Swift gains in competitiveness by emerging nations are challenging the supremacy of industrialized economies and raising the prospect of a protectionist backlash, a leading report said May 10. The U.S. remained anchored in first place in the IMD business school's 2006 World Competitiveness Yearbook but 40 of the 55 economies surveyed are closing the gap on the world's biggest economic and corporate power. They include a traditional array of smaller Asian and European nations, led by Singapore and Hong Kong in second and third place in the IMD competitiveness ranking.
But emerging giants like mainland China -- which rose from 18th to 15th position in the annual ranking -- and India -- 27th -- are also catching up on the U.S. at a rate of more than 2.5% a year, the report said.
Germany (16) made the biggest gains for 2007 (+9) on the back of improved economic performance.

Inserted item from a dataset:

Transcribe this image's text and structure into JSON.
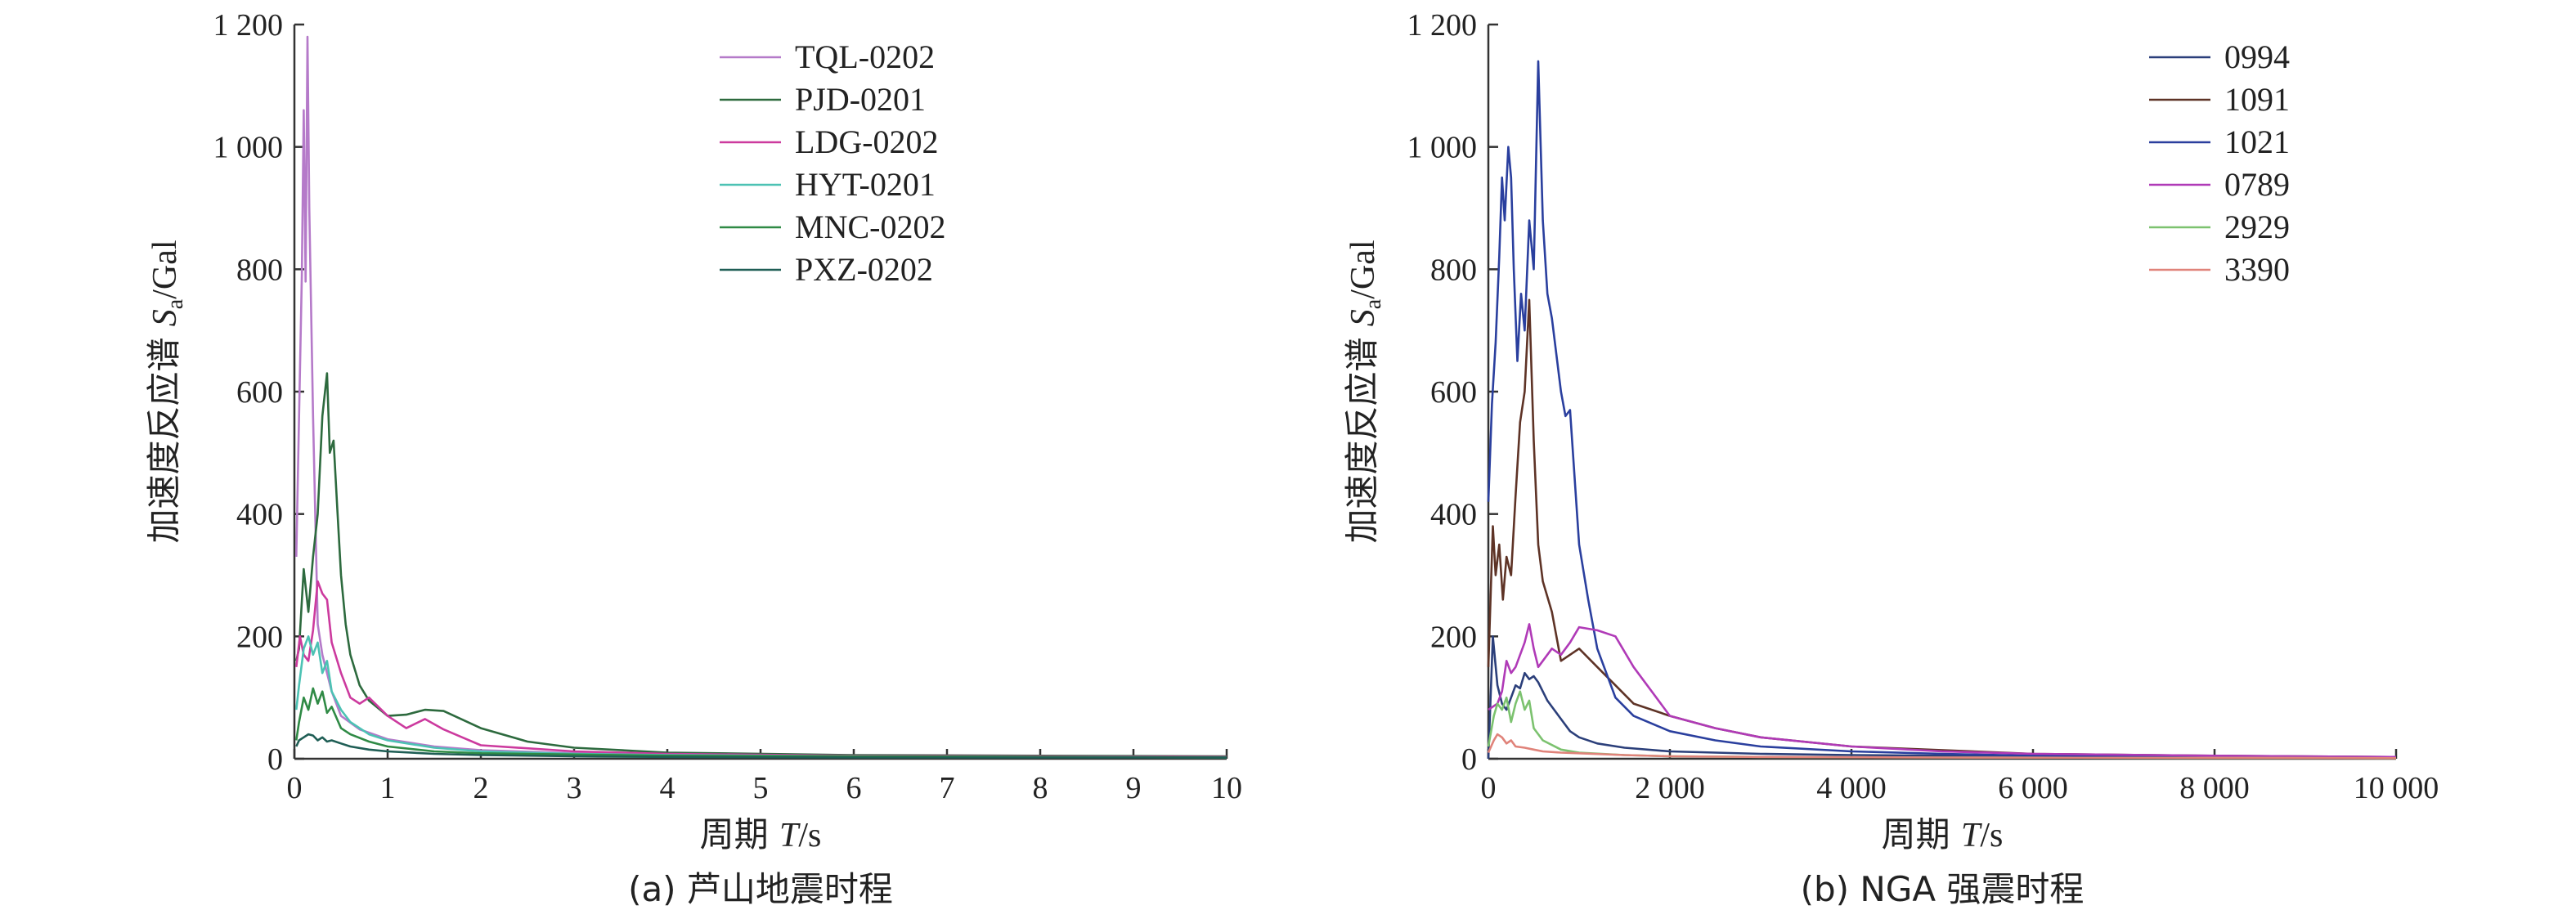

Although Russia is lower down the ranking in 43rd place, its ompetitiveness has grown by an average of nearly 5% a year over the past decade compared to the U.S.
Some emerging nations and established economies have tended to lag behind the top league in the ranking in recent years because of their patchy competitiveness, the IMD said. They include Brazil, France, Indonesia, Italy, Mexico, the Philippines and Turkey.
South Africa dropped 12 places to 50th due to high unemployment, societal and legislative problems that hamper efficiency, and poor infrastructure.
The overall trend "could lead to an increase in protectionist measures in Europe and the U.S.," Stephane Garelli of the Lausanne-based IMD warned. Garelli said industrialized nations would find it hard to tolerate the loss of some of their "business jewels" to a growing number of new brands and companies from Asia, Russia and the Gulf that are buying up industrial assets.
The annual IMD report assesses economic performance, government and business efficiency, and infrastructure -- including factors like education, technology, health and social services -- to establish its annual ranking.